Understanding the Binomial Distribution: Why X=3 is the Most Likely Outcome

Suppose X has a binomial distribution with parameters 6 and 1/2 . Show that X = 3 is the most likely outcome.

The binomial distribution is a fundamental concept in statistics, used to model the number of successes in a fixed number of independent trials with a constant probability of success. In this blog post, we will discuss the binomial distribution with parameters 6 and 1/2, and show why X = 3 is the most likely outcome.

Suppose we have a random variable X that follows a binomial distribution with parameters n = 6 and p = 1/2. This means that X represents the number of successes in six independent trials, where each trial has a 50% chance of success. To understand the likelihood of different outcomes, we can look at the probability density function (PDF) of the binomial distribution:

P(X = k) = (n choose k) * p^k * (1-p)^(n-k)

where (n choose k) is the binomial coefficient, representing the number of ways to choose k successes out of n trials. Using this formula, we can calculate the probability of each possible outcome for X, ranging from 0 to 6.

X = 0: P(X=0) = (6 choose 0) * (1/2)^0 * (1/2)^6 = 1/64

X = 1: P(X=1) = (6 choose 1) * (1/2)^1 * (1/2)^5 = 6/64

X = 2: P(X=2) = (6 choose 2) * (1/2)^2 * (1/2)^4 = 15/64

X = 3: P(X=3) = (6 choose 3) * (1/2)^3 * (1/2)^3 = 20/64

X = 4: P(X=4) = (6 choose 4) * (1/2)^4 * (1/2)^2 = 15/64

X = 5: P(X=5) = (6 choose 5) * (1/2)^5 * (1/2)^1 = 6/64

X = 6: P(X=6) = (6 choose 6) * (1/2)^6 * (1/2)^0 = 1/64

Notice that the sum of all these probabilities is equal to 1, as expected for any probability distribution.

To find the most likely outcome for X, we can look for the value of k that maximizes the probability P(X = k). This value is known as the mode of the distribution. In this case, we can see that the highest probability occurs for X = 3, with P(X = 3) = 20/64. Therefore, X = 3 is the most likely outcome for the binomial distribution with parameters n = 6 and p = 1/2.
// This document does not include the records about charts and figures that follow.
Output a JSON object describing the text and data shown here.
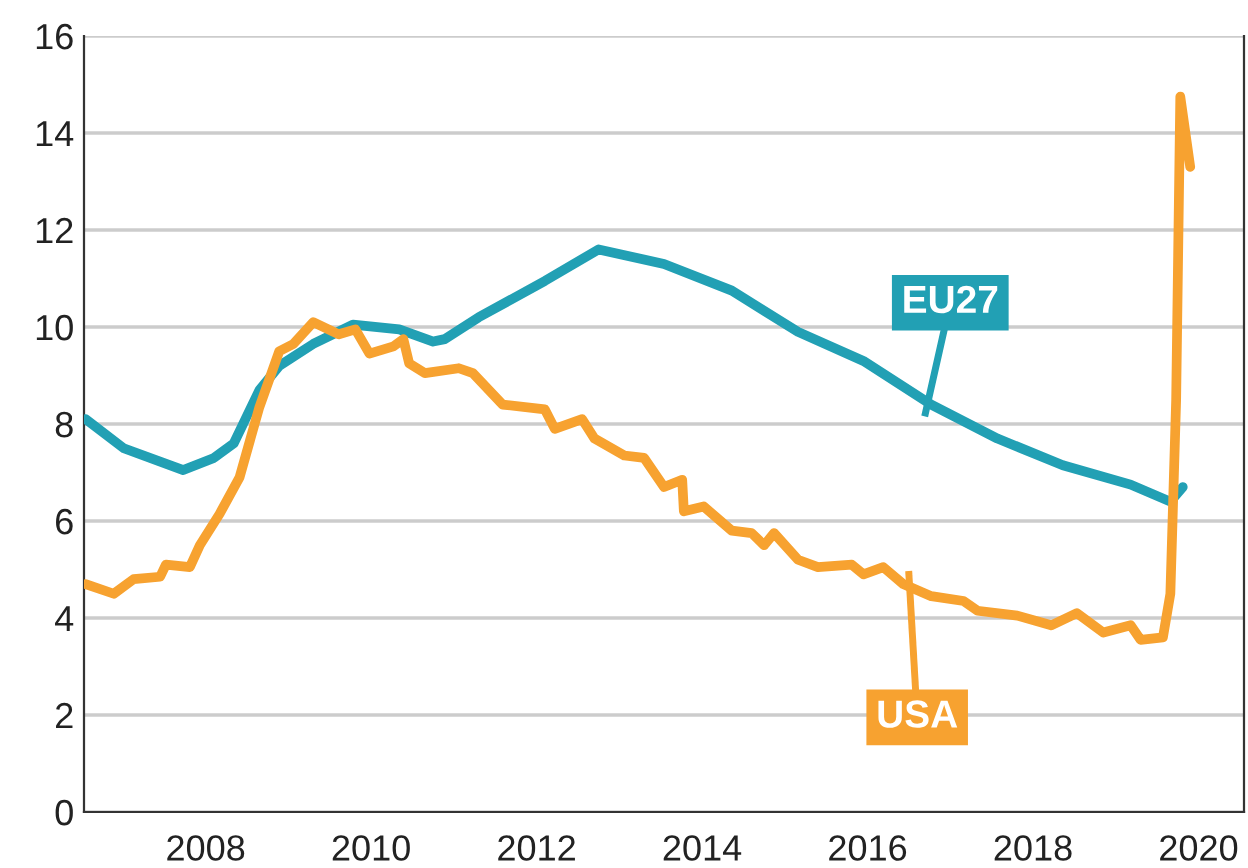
{
  "chart_data": {
    "type": "line",
    "xlim": [
      2006.53,
      2020.55
    ],
    "xticks": [
      2008,
      2010,
      2012,
      2014,
      2016,
      2018,
      2020
    ],
    "ylim": [
      0,
      16
    ],
    "yticks": [
      0,
      2,
      4,
      6,
      8,
      10,
      12,
      14,
      16
    ],
    "grid": "y",
    "legend": false,
    "marker": "none",
    "line_style": "solid",
    "series": [
      {
        "name": "EU27",
        "color": "#22a0b4",
        "x": [
          2006.55,
          2007.01,
          2007.73,
          2008.1,
          2008.34,
          2008.65,
          2008.89,
          2009.3,
          2009.78,
          2010.34,
          2010.75,
          2010.89,
          2011.3,
          2012.1,
          2012.75,
          2013.54,
          2014.36,
          2015.16,
          2015.95,
          2016.77,
          2017.57,
          2018.36,
          2019.18,
          2019.66,
          2019.81
        ],
        "values": [
          8.1,
          7.5,
          7.05,
          7.3,
          7.6,
          8.7,
          9.2,
          9.65,
          10.05,
          9.95,
          9.7,
          9.75,
          10.2,
          10.95,
          11.6,
          11.3,
          10.75,
          9.9,
          9.3,
          8.4,
          7.7,
          7.15,
          6.75,
          6.4,
          6.7
        ]
      },
      {
        "name": "USA",
        "color": "#f7a230",
        "x": [
          2006.55,
          2006.89,
          2007.13,
          2007.45,
          2007.52,
          2007.81,
          2007.93,
          2008.17,
          2008.41,
          2008.65,
          2008.89,
          2009.06,
          2009.3,
          2009.61,
          2009.81,
          2009.98,
          2010.27,
          2010.39,
          2010.46,
          2010.65,
          2011.06,
          2011.23,
          2011.59,
          2012.1,
          2012.22,
          2012.55,
          2012.7,
          2013.06,
          2013.3,
          2013.54,
          2013.76,
          2013.78,
          2014.02,
          2014.36,
          2014.6,
          2014.75,
          2014.87,
          2015.16,
          2015.4,
          2015.81,
          2015.95,
          2016.19,
          2016.43,
          2016.77,
          2017.16,
          2017.33,
          2017.81,
          2018.22,
          2018.53,
          2018.85,
          2019.18,
          2019.3,
          2019.57,
          2019.66,
          2019.73,
          2019.78,
          2019.9
        ],
        "values": [
          4.7,
          4.5,
          4.8,
          4.85,
          5.1,
          5.05,
          5.5,
          6.15,
          6.9,
          8.35,
          9.5,
          9.65,
          10.1,
          9.85,
          9.95,
          9.45,
          9.6,
          9.75,
          9.25,
          9.05,
          9.15,
          9.05,
          8.4,
          8.3,
          7.9,
          8.1,
          7.7,
          7.35,
          7.3,
          6.7,
          6.85,
          6.2,
          6.3,
          5.8,
          5.75,
          5.5,
          5.75,
          5.2,
          5.05,
          5.1,
          4.9,
          5.05,
          4.7,
          4.45,
          4.35,
          4.15,
          4.05,
          3.85,
          4.1,
          3.7,
          3.85,
          3.55,
          3.6,
          4.5,
          8.5,
          14.75,
          13.3
        ]
      }
    ]
  }
}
But why is X = 3 the most likely outcome? One way to understand this is by looking at the mean of the distribution, which is given by:

E(X) = n * p

For our binomial distribution with n = 6 and p = 1/2, we have E(X) = 6 * 1/2 = 3. This means that on average, we expect to get 3 successes out of 6 trials. Since the probability distribution is symmetric around the mean, the mode should also occur at the mean, which is the case here with X = 3.